There's more - including some editorializing - after the jump.

[Source: Tesla Motors]
For a small start-up car-maker Tesla has done a remarkable amount of testing on both the car and battery system. Because of the nature of lithium ion batteries, there are a lot of international regulations governing the transportation of the components as well as the complete systems. Tesla announced earlier this week that they had received regulatory approval to proceed with deliveries of the pack and the latest post on their blog goes into more detail on the nature of the testing they had to conduct to verify the safety of their system.

We'll see before too much longer if the Tesla battery pack and Roadster are really up to the task of daily use in the real world, but even with all the work that's been done so far a more pressing issue still remains to be resolved with all the technology that Tesla has created: cost. This battery pack and the car that it "fuels" don't come cheap.

The number of people that will ever own let alone drive a Tesla Roadster (at least the first generation model) will probably remain in the low thousands at most. The car will surely satisfy the green urges of the privileged few who can manage to spend $100,000 on a two-seat sports car. However in the grand scheme of things it will mean nothing unless it can be made affordable enough that we can start to displace the hundreds of millions of cars that are on the road today.

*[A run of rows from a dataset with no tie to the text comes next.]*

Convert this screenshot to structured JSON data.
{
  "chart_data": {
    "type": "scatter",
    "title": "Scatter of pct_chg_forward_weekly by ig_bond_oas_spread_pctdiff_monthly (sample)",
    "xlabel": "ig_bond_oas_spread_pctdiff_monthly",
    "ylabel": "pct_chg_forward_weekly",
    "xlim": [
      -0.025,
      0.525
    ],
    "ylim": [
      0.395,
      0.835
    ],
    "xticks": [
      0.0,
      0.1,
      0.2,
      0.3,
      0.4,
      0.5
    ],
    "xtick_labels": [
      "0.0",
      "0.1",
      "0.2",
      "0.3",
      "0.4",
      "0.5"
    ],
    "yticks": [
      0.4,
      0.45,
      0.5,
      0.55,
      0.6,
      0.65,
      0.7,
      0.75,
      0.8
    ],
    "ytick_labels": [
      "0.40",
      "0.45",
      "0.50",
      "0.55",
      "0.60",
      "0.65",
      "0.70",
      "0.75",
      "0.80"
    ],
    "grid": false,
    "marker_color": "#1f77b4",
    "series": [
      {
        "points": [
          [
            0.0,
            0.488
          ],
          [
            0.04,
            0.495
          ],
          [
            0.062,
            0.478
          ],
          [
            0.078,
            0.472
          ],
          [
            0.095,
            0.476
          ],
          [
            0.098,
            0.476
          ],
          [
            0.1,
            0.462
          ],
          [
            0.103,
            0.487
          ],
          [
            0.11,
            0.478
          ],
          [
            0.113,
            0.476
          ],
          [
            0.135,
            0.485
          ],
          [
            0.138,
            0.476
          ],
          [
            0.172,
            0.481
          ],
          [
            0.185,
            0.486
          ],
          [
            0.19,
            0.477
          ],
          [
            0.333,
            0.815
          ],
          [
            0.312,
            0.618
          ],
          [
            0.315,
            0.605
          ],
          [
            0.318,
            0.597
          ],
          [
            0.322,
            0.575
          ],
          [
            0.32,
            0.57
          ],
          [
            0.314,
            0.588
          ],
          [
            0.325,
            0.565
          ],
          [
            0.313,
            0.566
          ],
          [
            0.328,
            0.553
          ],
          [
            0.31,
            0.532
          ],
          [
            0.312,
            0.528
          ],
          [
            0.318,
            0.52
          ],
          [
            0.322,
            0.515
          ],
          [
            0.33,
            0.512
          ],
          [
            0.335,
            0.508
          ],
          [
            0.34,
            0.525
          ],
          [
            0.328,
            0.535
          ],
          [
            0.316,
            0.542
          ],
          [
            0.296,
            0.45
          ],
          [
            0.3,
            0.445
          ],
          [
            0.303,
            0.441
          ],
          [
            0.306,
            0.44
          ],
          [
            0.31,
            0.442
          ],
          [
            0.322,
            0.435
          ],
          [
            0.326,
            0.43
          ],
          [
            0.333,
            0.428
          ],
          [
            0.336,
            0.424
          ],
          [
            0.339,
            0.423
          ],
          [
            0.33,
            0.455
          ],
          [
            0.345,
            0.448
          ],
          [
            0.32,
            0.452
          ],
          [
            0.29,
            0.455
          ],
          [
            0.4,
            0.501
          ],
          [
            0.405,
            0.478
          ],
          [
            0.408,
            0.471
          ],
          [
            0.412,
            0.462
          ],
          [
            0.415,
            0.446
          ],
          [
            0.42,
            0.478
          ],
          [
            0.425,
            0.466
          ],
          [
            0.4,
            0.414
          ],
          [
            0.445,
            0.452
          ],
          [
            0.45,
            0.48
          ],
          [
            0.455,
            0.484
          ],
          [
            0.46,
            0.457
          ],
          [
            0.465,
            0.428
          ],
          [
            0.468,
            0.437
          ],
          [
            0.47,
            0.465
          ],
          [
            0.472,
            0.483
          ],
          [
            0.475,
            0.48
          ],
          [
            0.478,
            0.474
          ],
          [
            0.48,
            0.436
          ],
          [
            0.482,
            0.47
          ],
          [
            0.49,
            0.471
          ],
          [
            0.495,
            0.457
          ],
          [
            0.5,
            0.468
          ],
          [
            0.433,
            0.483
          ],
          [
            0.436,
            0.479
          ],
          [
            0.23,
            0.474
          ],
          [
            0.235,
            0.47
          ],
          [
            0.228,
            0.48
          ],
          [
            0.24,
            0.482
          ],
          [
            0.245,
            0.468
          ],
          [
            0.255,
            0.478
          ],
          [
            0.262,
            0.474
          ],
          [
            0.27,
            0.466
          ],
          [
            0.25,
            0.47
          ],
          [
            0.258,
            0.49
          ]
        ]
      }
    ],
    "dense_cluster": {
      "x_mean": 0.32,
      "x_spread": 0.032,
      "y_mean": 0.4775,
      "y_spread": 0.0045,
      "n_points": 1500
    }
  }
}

In addition to caring about the environment, I love sports cars. I would love to own a Tesla Roadster. On the salary of an engineer and part time writer with a mortgage and two kids to put through college, it's just not going to happen. Lower cost solutions are imperative, and the upcoming WhiteStar is a step in the right direction albeit a baby step. Tesla (or Phoenix or Zap) is not likely to be a high-volume manufacturer any time in the foreseeable future but those companies that are producing cars by the millions need to work to bring this kind of performance to the masses quickly. GM has a massive effort to do it with E-Flex and others are similarly engaged and hopefully they will succeed. Companies like Tesla need to succeed as well even if they remain relatively small, because the big guys need a thorn in the saddle to spur them on.